6.2. If payment for goods is overdue in whole or in part we may repossess and resell or retain the goods and may for that purpose enter your premises or any other premises upon which the goods are situated at any time, without notice and without being in any way liable to you or any other person or entity.

6.3. If you dispose of any of the goods before payment is made in full, you shall hold the proceeds of sale in trust for us.

7. Limitation of Liability

7.1.        You acknowledge and agree that:

a) To the maximum extent permitted by law, we shall not be responsible or liable, whether in contract, tort, negligence or otherwise, for any loss of damage of any kind whatsoever, including, without limitation, interruption of business, access delays or data mis-delivery or destruction incurred by you in your use of the services and goods. 

b) To the maximum effect permitted by law, we shall not be in any way liable for any direct, indirect, incidental, special or consequential damages incurred by you or any third party arising from any access to, reliance on or use of the services and goods;

c) So far as the law permits, all conditions and warranties on our part which might be implied in relation to the supply of the goods and services are excluded;

d) You have acquired the goods and services for business purposes and nothing in the Consumer Guarantees Act 1993 will apply to the supply of goods and services to you.

e) To the maximum extent permitted by law, any reconfiguration of goods and/or services supplied by Centive Technologies will remove Centive Technologies and their suppliers from any form of warranty and/or guarantee

8. Indemnity 

8.1. You indemnify us, our directors, employees against any actions, proceeding, losses, damages, liabilities, claims, costs and expenses including fines, penalties, legal and other professional costs on a full indemnity basis, that we or any of our officers, directors, agents, advisers or employees incurs or suffers as a direct or indirect result of the provision of goods and services by us to you or any breach of these terms and conditions by you. 

9. Privacy

9.1. Please read our privacy policy so that you understand how we collect, use and store information about you. 

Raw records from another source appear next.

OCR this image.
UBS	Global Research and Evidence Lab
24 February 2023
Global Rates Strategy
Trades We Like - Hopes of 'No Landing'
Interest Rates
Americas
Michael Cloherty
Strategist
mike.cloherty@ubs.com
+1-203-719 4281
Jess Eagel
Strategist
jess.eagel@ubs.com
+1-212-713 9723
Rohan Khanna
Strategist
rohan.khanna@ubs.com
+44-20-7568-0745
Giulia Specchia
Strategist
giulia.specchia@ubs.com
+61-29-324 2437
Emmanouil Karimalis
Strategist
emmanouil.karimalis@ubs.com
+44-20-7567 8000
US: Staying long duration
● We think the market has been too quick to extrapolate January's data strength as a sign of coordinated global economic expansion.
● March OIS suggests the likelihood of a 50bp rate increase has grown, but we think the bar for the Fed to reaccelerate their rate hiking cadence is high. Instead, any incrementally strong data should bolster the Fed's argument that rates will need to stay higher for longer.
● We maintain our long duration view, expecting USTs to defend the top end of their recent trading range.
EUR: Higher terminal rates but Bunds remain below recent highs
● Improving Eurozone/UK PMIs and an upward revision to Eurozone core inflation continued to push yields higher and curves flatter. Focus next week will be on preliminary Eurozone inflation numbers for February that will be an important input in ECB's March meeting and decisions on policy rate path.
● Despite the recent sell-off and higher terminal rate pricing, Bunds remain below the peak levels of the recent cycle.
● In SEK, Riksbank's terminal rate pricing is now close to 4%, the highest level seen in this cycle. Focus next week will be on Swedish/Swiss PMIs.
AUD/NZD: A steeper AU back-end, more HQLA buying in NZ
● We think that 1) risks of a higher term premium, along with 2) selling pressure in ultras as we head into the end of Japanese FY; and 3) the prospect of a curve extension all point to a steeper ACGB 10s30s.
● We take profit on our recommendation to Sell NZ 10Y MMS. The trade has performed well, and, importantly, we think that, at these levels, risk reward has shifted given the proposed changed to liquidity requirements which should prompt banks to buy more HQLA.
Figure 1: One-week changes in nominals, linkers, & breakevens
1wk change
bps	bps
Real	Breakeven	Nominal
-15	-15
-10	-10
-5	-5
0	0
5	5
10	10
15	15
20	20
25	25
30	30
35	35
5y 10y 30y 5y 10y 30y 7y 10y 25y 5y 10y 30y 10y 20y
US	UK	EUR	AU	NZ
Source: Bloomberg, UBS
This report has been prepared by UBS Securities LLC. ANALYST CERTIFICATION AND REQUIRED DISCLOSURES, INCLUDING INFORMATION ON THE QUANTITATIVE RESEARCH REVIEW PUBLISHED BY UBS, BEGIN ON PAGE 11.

9.2. You agree that we may disclose information we hold about you to credit reporting and/or debt collection agencies, as necessary to recover any amount you owe us. You also agree that we may obtain information about your credit history from appropriate agencies.   

10. General

10.1. These terms and conditions shall be binding on the legal representatives, assignees and successors of both parties.

10.2. If any provision of these terms and conditions shall be invalid, void, illegal or unenforceable the validity, existence, legality and enforceability of the remaining provisions shall not be affected, prejudiced or impaired. 

10.3. No failure or delay on the part of either party in exercising any power or right under these terms and conditions will operate as a waiver, nor will any single or partial exercise of such right or power preclude any other or future exercise of the same, or any other right or power contained in these terms and conditions. 

10.4. Any CCTV/Camera products (Including Camera Equipped Doorbells) supplied by Centive Technologies will not be actively monitored. Centive Technologies will be alerted by the Hardware for any faults, and Centive Technologies will contact the Client accordingly. If the Client wants their cameras actively monitored, Centive Technologies will provide credentials to the Client’s chosen Security Company on request, in addition to the Client’s own Credentials.